I believe that currently existing narrow AI systems are unlikely to cause technological unemployment. This paper finds that narrow AI can automate individual tasks but not entire jobs; however, it specifically brackets off general AI. I’ve argued that we should still be worried about mass unemployment from artificial general intelligence (AGI) here.
However, there is a deeper economic argument that automation cannot cause mass technological unemployment, even if AGI is involved. A superintelligence would have an absolute advantage over humans at every task, for by definition, it’s better than humans at doing them. However, it would not have a comparative advantage at everything. An agent’s comparative advantage is any task they can do at lower cost (including opportunity cost) than everyone else. Since all agents have a comparative advantage at something, humans would still be hired to do the tasks they can perform at lowest cost.
This argument has been made here, but I’ll try to elaborate on it. Take the classic parable of Tiger Woods and the lawnmower:
Tiger is a great athlete. One of the best golfers to have every lived. Most likely he is better at other activities too. Tiger is probably in better shape than most: He can run faster, lift more, and work quicker. For example, Tiger can probably mow his lawn faster than anyone else. But just because he can mow his lawn fast, does this mean he should?
To answer this question we can use the concepts of opportunity cost and comparative advantage. Let’s say that Tiger can mow his lawn in 2 hours. In the same two hours he could film a television commercial for golf clubs and earn $100,000. By contrast, Joe, the kid next door can mow Tiger’s lawn in 4 hours. In that same 4 hours he could work at McDonald’s and earn $24.
In this example, Tiger’s opportunity cost is $100,000 and Joe’s is $24. Tiger has an absolute advantage in mowing lawns because he can do the work in less time. Yet Joe has a comparative advantage because he has the lower opportunity cost. The gains in trade from this example are tremendous. Rather than mowing his own lawn, Tiger should make the commercial and hire Joe to mow his lawn. As long as Tiger pays Joe more than $24 and less than $100,000, both of them are better off.

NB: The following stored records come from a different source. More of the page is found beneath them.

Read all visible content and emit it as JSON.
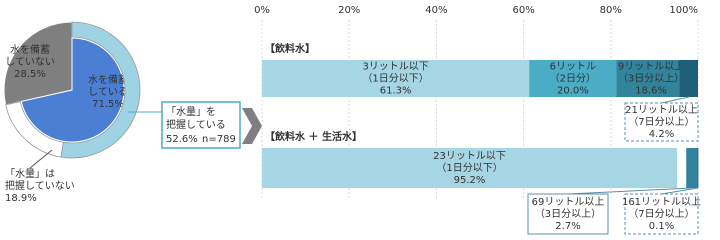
{
  "chart_data": [
    {
      "type": "donut",
      "inner": [
        {
          "label": [
            "水を備蓄",
            "している"
          ],
          "value": 71.5,
          "value_label": "71.5%",
          "color": "#4a7fd4"
        },
        {
          "label": [
            "水を備蓄",
            "していない"
          ],
          "value": 28.5,
          "value_label": "28.5%",
          "color": "#7f7f7f"
        }
      ],
      "outer": [
        {
          "label": [
            "「水量」を",
            "把握している"
          ],
          "value": 52.6,
          "value_label": "52.6%",
          "color": "#9dd3e3"
        },
        {
          "label": [
            "「水量」は",
            "把握していない"
          ],
          "value": 18.9,
          "value_label": "18.9%",
          "color": "#ffffff"
        }
      ],
      "n_label": "n=789"
    },
    {
      "type": "stacked-bar",
      "xlim": [
        0,
        100
      ],
      "xticks": [
        {
          "value": 0,
          "label": "0%"
        },
        {
          "value": 20,
          "label": "20%"
        },
        {
          "value": 40,
          "label": "40%"
        },
        {
          "value": 60,
          "label": "60%"
        },
        {
          "value": 80,
          "label": "80%"
        },
        {
          "value": 100,
          "label": "100%"
        }
      ],
      "grid": true,
      "bars": [
        {
          "title": "【飲料水】",
          "segments": [
            {
              "label": [
                "3リットル以下",
                "（1日分以下）"
              ],
              "value": 61.3,
              "value_label": "61.3%",
              "color": "#a6d5e3"
            },
            {
              "label": [
                "6リットル",
                "（2日分）"
              ],
              "value": 20.0,
              "value_label": "20.0%",
              "color": "#4bacc6"
            },
            {
              "label": [
                "9リットル以上",
                "（3日分以上）"
              ],
              "value": 18.6,
              "value_label": "18.6%",
              "color": "#31849b"
            }
          ],
          "subsegments": [
            {
              "label": [
                "21リットル以上",
                "（7日分以上）"
              ],
              "value": 4.2,
              "value_label": "4.2%",
              "color": "#1f5f7a"
            }
          ]
        },
        {
          "title": "【飲料水 ＋ 生活水】",
          "segments": [
            {
              "label": [
                "23リットル以下",
                "（1日分以下）"
              ],
              "value": 95.2,
              "value_label": "95.2%",
              "color": "#a6d5e3"
            }
          ],
          "subsegments": [
            {
              "label": [
                "69リットル以上",
                "（3日分以上）"
              ],
              "value": 2.7,
              "value_label": "2.7%",
              "color": "#31849b"
            },
            {
              "label": [
                "161リットル以上",
                "（7日分以上）"
              ],
              "value": 0.1,
              "value_label": "0.1%",
              "color": "#1f5f7a"
            }
          ]
        }
      ]
    }
  ]
}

Now substitute Tiger Woods for a superintelligence. Even though the superintelligence can outperform humans at all cognitive tasks, it can’t perform all cognitive tasks at lower cost than all humans. If a company with both a superintelligence and human employees tried to assign the superintelligence all of its tasks, the machine would quickly eat up a lot of compute and I/​O, and the company would still have to find humans to spend some time training the AI to do them or writing up task descriptions. This could end up costing more money than simply assigning humans to do some of those tasks. Also, by allocating the AI’s computational resources to the given task, the company forgoes opportunities to use those resources to beef up the AI’s performance on other tasks.
Do you buy this argument? Why or why not?
I think the standard assumption is that with any task you can create an expert system that is cheaper to power and run than it is to feed humans. Though I was talking with someone during EAG Virtual who was worried that humans might be one of the most efficient tools if you are only thinking about needing to feed them, and then it would be efficient for malevolent AI to enslave them.
I think the basic issue with the argument is that we are dealing with a case that Tiger Woods can just create a new copy of himself to mow the lawn while another copy is filming a commercial. So the question is whether creating the processors and then feeding them electricity to get the compute to run the process is cheaper than paying a human, and the most a human could be worth to pay is the amount that it costs to build compute that could replicate the performance of the human.
My intuition has always been that humans are unlikely to be at the actual optimum for energy efficiency of compute, but even if we are, I highly doubt that we’d be worth much more in the long run working for the AGI than it costs to feed us.
The solution to technological unemployment following AGI is to set everything up so that we make moving to a world in which there are no jobs a good thing, not to try to keep jobs by figuring out a way to compete with tools that can do literally everything better than we can.
A post employment society, where everyone has a right to their fraction of mankind’s resources.
Hmm, might the lawn mowing analogy break down with increasing speed difference and dependencies? Imagine if the lawn had to be ready for Tiger to play golf and Tiger being 1000 times faster than Joe.
Not sure if related, but I looked up Robin Hanson‘s predictions of the role of humans in the Age of Em, where brain emulations (ems) would become feasible and increasingly perform most of the economic activities on Earth. Summary of chapter 27 on the book website:
Unfortunately, I don’t recall how he derived at the conclusion, maybe somebody else can chime in.